Departamento de Bioingeniería, Universidad Carlos III de Madrid, Madrid, Spain.
Unidad de Medicina y Cirugía Experimental, Instituto de Investigación Sanitaria Gregorio Marañón, Madrid, Spain.
Front Immunol. 2024 Aug 13;15:1432816. doi: 10.3389/fimmu.2024.1432816. eCollection 2024.
The use of flow cytometry in mice is constrained by several factors, including the limited availability of mouse-specific antibodies and the need to work with small volumes of peripheral blood. This is particularly challenging for longitudinal studies, as serial blood samples should not exceed 10% of the total blood volume in mice. To address this, we have developed two novel flow cytometry panels designed to extensively analyze immune cell populations in mice during longitudinal studies, using only 50 µL of peripheral blood per panel. Additionally, a third panel has been designed to conduct a more detailed analysis of cytotoxic and inhibitory markers at the end point. These panels have been validated on a lipopolysaccharide (LPS)-induced lung inflammation model. Two experiments were conducted to 1) validate the panels' sensitivity to immune challenges (=12) and 2) to assess intrinsic variability of measurements (=5). In both experiments, we collected 50 µL of peripheral blood for each cytometry panel from the maxillary venous sinus. All antibodies were titrated to identify the optimal concentration that maximized the signal from the positive population while minimizing the signal from the negative population. Samples were processed within 1 hour of collection using a MACSQuant Analyzer 16 cytometer.

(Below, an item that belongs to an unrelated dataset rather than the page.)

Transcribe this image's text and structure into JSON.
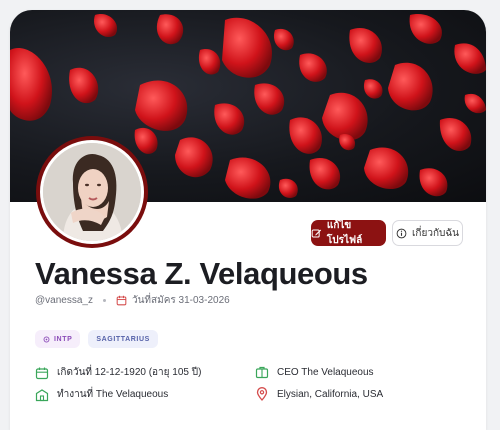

Our results demonstrate that these immunological panels are sensitive enough to detect changes in peripheral blood after LPS induction. Moreover, our findings help determine the sample size needed based on the immune population variability. In conclusion, the panels we have designed enable a comprehensive analysis of the murine immune system with a low blood volume requirement, enabling the measure of both absolute values and relative percentages effectively. This approach provides a robust platform for longitudinal studies in mice and can be used to uncover significant insights into immune responses.
流式细胞术在小鼠中的应用受到多种因素的限制,包括小鼠特异性抗体的有限可用性以及需要处理小体积的外周血。这对于纵向研究尤其具有挑战性,因为连续的血样不应超过小鼠总血量的 10%。为了解决这个问题,我们开发了两个新的流式细胞术面板,旨在使用每个面板仅 50 µL 的外周血,对纵向研究中的免疫细胞群体进行广泛分析。此外,还设计了第三个面板,以在终点对细胞毒性和抑制性标志物进行更详细的分析。这些面板已在脂多糖(LPS)诱导的肺炎症模型上进行了验证。进行了两项实验来 1)验证面板对免疫挑战的敏感性(=12)和 2)评估测量的固有变异性(=5)。在这两项实验中,我们从上颌静脉窦采集每个流式细胞术面板的 50 µL 外周血。所有抗体均经过滴定,以确定最佳浓度,该浓度最大程度地提高阳性群体的信号,同时最小化阴性群体的信号。收集后 1 小时内使用 MACSQuant Analyzer 16 流式细胞仪处理样本。我们的结果表明,这些免疫面板足够灵敏,可以检测 LPS 诱导后外周血中的变化。此外,我们的研究结果有助于根据免疫群体变异性确定所需的样本量。总之,我们设计的面板能够以低血量要求对小鼠免疫系统进行全面分析,有效地测量绝对值和相对百分比。这种方法为小鼠的纵向研究提供了一个强大的平台,并可用于揭示免疫反应的重要见解。